Eravamo leggeri e trascinanti, facevamo brillare l’aria e la rendevamo piena di commozione e poesia. Eravamo la miniatura leggera dell’animo di chi si era accomodato ad ascoltare musica. Eravamo la fiamma che cambiava la vita o dava un diverso incrocio alla giornata, il momento che trasformava il veleno in profumo. Insomma, non facevamo che il nostro lavoro. Neanche tutti calibrati perfettamente, neanche tutti conservati come Dio comanda ma, insomma, si lavorava e bene.
Rilucevano le stelle e noi ci facevamo cadere chiunque fosse nei paraggi. Venivano risucchiati dal cielo e li spingevamo dentro la più luminosa luce. Inondavamo le strade con le note che filtravano attraverso i muri o camminavano con le loro gambette oltre le finestre aperte.
Da quanto tempo non entra più nessuno qua? Non si respira neanche più in questa fabbrica di polvere da sparo dove ci hanno buttato. Siamo malandati. A Lubecca. Siamo i malandati di Lubecca. Signora Blutner non mi guardi male, se ci ride su vedrà che la prenderà meglio anche lei. Mi presento: sono il vecchio Duysen, mi mancano un paio di testi più di lei a quanto pare.
A quanto pare fuori la guerra è finita e non è che si siano dimenticati di noi. Siamo accatastati sotto i problemi di rinascita che gli uomini devono risolvere prima di mettere parola al nostro destino. Siamo gli unici cani senza padroni, infreddoliti come stoccafissi maggiordomi. Non si muova signora Blutner che altrimenti nella polvere della sua cassa facile che esca qualche canzone che non ha ancora accettato che il suo fato è restare in silenzio qua.
No signora Blutner, non posso far niente per lei. Neanche per me, se è per questo. Non proteggerla. Niente è per sempre, qualche volta dovrà pure averlo suonato lei. Respiri senza bramare desiderio, non riusciremo più a guarire le nostre ferite. Se il popolo avrà un futuro, noi non lo vedremo, quello che è stato non tornerà.
Però posso dirle questo, se si avvicina un po’ glielo sussurro meglio. Signora Blutner, se ci hanno dati tutti all’incanto, ora all’incanto ceda il suo cuor. Se le caviglie sono allentate e quei notturni non suona più, sfiori i miei tasti, prenda i miei baci ed all’incanto ceda il suo cuor.

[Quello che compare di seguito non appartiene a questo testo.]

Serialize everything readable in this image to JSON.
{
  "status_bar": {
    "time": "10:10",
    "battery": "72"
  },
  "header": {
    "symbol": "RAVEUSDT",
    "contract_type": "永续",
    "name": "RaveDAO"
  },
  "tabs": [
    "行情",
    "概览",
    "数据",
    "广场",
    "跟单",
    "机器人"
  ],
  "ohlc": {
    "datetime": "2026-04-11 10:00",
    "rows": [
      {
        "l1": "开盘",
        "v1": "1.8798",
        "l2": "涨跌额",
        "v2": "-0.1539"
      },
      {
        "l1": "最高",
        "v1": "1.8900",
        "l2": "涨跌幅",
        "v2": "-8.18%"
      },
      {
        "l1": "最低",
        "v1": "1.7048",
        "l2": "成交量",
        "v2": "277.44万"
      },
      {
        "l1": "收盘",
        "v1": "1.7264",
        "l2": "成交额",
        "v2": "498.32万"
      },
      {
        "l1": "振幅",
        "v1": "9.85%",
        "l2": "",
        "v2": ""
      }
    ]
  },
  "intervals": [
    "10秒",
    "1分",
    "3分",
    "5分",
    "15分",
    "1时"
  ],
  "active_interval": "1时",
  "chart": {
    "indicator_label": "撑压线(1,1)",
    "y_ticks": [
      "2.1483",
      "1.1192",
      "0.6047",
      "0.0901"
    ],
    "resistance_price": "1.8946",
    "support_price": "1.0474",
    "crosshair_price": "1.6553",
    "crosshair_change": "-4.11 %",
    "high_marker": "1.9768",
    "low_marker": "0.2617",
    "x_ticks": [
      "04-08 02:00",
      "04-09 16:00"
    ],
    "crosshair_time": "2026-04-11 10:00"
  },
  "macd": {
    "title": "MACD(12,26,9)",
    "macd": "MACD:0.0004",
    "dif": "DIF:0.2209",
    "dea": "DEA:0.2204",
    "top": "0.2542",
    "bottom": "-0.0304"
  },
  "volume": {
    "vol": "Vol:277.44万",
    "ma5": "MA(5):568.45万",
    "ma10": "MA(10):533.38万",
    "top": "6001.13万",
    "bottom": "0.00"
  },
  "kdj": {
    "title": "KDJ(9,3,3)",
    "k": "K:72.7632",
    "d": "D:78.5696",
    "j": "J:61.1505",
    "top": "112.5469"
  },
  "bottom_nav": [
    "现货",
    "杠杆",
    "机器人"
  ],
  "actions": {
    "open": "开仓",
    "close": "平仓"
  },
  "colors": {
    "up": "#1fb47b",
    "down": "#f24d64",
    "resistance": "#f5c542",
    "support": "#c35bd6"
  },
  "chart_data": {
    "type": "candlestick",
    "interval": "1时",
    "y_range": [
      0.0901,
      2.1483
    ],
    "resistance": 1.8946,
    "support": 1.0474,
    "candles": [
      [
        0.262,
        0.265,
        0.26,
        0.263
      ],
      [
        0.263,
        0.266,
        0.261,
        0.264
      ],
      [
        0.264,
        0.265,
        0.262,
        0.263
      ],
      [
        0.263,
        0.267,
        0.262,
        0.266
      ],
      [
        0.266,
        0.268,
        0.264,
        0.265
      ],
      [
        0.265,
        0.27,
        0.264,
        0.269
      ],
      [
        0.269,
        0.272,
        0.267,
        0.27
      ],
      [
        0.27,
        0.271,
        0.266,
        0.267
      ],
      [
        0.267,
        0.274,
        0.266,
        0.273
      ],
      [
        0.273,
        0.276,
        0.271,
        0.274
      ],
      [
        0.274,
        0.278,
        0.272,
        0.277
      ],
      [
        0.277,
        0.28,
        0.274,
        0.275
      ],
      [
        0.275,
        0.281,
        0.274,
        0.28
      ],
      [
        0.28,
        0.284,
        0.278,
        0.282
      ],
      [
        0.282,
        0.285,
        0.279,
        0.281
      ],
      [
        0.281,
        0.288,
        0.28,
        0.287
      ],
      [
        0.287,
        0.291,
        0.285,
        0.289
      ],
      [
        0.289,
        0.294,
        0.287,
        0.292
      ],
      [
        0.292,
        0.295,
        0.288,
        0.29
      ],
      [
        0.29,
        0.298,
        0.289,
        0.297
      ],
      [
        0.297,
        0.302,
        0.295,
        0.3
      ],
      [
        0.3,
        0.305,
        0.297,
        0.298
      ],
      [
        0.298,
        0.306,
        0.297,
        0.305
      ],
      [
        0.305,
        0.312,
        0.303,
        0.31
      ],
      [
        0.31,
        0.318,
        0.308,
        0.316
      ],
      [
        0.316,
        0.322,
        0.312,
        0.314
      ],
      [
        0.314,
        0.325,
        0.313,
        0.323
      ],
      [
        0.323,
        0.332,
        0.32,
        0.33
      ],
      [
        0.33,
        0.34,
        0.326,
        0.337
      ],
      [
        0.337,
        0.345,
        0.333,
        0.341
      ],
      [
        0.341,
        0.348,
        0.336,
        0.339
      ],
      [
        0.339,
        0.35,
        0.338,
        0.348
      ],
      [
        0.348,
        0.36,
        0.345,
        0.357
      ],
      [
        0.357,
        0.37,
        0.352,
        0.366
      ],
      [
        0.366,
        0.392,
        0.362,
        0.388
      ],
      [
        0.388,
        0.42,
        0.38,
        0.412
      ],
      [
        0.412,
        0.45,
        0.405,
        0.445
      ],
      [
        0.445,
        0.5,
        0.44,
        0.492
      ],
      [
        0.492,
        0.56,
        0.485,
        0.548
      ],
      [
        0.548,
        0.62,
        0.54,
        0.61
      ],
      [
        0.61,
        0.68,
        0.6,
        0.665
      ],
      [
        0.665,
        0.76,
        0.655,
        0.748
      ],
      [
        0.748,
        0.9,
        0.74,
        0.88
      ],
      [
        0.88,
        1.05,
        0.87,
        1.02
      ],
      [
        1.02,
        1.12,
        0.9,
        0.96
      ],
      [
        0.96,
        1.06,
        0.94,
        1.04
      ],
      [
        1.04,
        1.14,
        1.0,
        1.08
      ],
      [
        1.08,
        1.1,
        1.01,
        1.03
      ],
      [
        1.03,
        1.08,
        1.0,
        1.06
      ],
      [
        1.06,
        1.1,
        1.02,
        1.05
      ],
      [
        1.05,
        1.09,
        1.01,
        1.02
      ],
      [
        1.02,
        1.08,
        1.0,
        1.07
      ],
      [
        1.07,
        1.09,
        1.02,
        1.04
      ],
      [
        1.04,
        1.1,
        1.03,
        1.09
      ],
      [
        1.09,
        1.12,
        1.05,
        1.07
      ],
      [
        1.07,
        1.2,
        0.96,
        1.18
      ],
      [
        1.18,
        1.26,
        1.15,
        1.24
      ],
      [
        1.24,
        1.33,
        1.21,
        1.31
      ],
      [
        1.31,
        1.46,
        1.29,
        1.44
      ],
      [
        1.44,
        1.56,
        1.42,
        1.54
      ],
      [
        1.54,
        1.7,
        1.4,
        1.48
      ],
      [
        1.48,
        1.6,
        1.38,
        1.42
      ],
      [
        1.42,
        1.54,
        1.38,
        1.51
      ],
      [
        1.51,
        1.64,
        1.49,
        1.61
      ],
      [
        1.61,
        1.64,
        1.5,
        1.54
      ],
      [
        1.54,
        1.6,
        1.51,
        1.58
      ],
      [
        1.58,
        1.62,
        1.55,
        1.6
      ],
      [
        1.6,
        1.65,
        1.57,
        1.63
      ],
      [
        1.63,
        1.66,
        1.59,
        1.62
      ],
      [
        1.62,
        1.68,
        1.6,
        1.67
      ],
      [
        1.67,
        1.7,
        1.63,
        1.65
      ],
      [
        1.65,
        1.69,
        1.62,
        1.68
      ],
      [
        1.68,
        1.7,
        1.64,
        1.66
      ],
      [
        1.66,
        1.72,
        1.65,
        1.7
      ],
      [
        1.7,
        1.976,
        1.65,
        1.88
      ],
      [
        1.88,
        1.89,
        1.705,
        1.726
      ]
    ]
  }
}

E anche voi. Tenete piedi e casse fermi che non ho molta voce. Se non abbiamo più valore e ci venderanno all’asta per chissà cosa nel piattino, se le nostre cordiere si sono allentate e il tempo non tiene più di una nota insieme, dimentichiamo il passato che è stato e facciamo scivolare questo presente. Mister Kaps, lei che era famoso per la “berceousa”, ce ne suoni subito una, principe Steinway attacchi poi lei con la balalaika russa dell’ussaro Petrov e che la spinetta cinguetti, perdio!
Signora Blutner, ma le pare che ci debbano spegnere così? Che ci debbano spegnere l’anima senza che noi non si inventi neanche un’illusione? E allora, anche se quel che è stato non tornerà, se il tempo ci ha sorpassato, dimentichiamoci anche noi di questa fabbrica che produce rumore. Se ci hanno dati tutti all’incanto ora all’incanto ceda il suo cuor. Io all’incanto cedo il mio.
Incominciamo, che così anche la morte morirà.